The balance maintained normally between the two antagonistic systems is one of the most interesting of physiological phenomena. Think, for example, of the rate of the heart beat—how constantly it is maintained at a given level in each individual when the body is at rest; the impulses arriving through the vagal system just balance those arriving through the sympathetic system, so as to maintain a rate of approximately seventy-two beats per minute. And a similar balance is maintained in other autonomic domains (e. g., pupils, bronchial musculature, gastric glands, gastro-intestinal muscle, sweat glands, bladder muscle, etc.).

This equilibrium is all the more remarkable when one considers how frequently it is temporarily upset in the exercise of physiological function.

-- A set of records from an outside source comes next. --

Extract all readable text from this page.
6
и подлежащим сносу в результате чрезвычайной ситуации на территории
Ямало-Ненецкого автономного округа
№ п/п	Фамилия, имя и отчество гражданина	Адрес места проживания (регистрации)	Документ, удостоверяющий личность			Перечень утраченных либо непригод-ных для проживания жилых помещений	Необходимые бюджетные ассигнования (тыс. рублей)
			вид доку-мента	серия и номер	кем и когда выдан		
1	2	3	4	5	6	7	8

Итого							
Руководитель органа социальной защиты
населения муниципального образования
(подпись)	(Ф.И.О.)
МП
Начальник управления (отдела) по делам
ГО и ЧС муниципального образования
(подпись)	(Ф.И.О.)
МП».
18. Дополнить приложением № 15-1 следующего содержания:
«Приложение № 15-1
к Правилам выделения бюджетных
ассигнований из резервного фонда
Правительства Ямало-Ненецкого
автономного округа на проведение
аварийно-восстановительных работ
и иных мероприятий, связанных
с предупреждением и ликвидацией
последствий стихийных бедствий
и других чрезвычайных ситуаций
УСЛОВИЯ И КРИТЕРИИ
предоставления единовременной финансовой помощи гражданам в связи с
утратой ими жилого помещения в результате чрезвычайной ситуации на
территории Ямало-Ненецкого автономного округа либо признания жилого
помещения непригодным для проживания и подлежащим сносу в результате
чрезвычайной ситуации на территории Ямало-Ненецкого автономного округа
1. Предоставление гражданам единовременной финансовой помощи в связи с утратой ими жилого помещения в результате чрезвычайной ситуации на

The play of the pupils with varying light, the watering of the mouth at the smell of savory food, the response of the heart to exercise and emotion, the flow of gastric juice on adequate stimulation, the opening of the bile duct at the call of the chyme, the transport of the colonic contents through one third of the length of the colon through one vehement contraction every eight hours, the sudden relaxation of the sphincter and contraction of the detrusor of the bladder in micturition, the violence of contractions in the domain of the N. pelvicus in parturition in the female and in the ejaculation in the male, come to mind at once as examples of sudden physiological overthrow of balance.

Another set of correlations advanced by the Vienna school is connected with the causation of diabetes. Eppinger, Falta and Rudinger regard the thyroid, pituitary and adrenals (chromaffinic system) as the accelerators or mobilizers of glycosuria, in that all three increase exchange or metabolism of proteins, the adrenals mobilizing carbohydrates and the thyroid increasing fat absorption. The pancreas and the parathyroids, on the other hand, are held to be inhibitors of glycosuria, retarding protein metabolism and restricting the mobilization of carbohydrates. Diabetes following excision of the pancreas is held to be due to the mobilizing power of the adrenal hormone on the

  1. L. F. Barker, Canadian Med. Assoc. Jour., Montreal, 1913, III. See, also, W. B. Cannon, "The Interrelations of Emotions as Suggested by Recent Physiological Researches," Am. Jour. Psychol., Worcester, Mass., 1914, XXV., 256-282.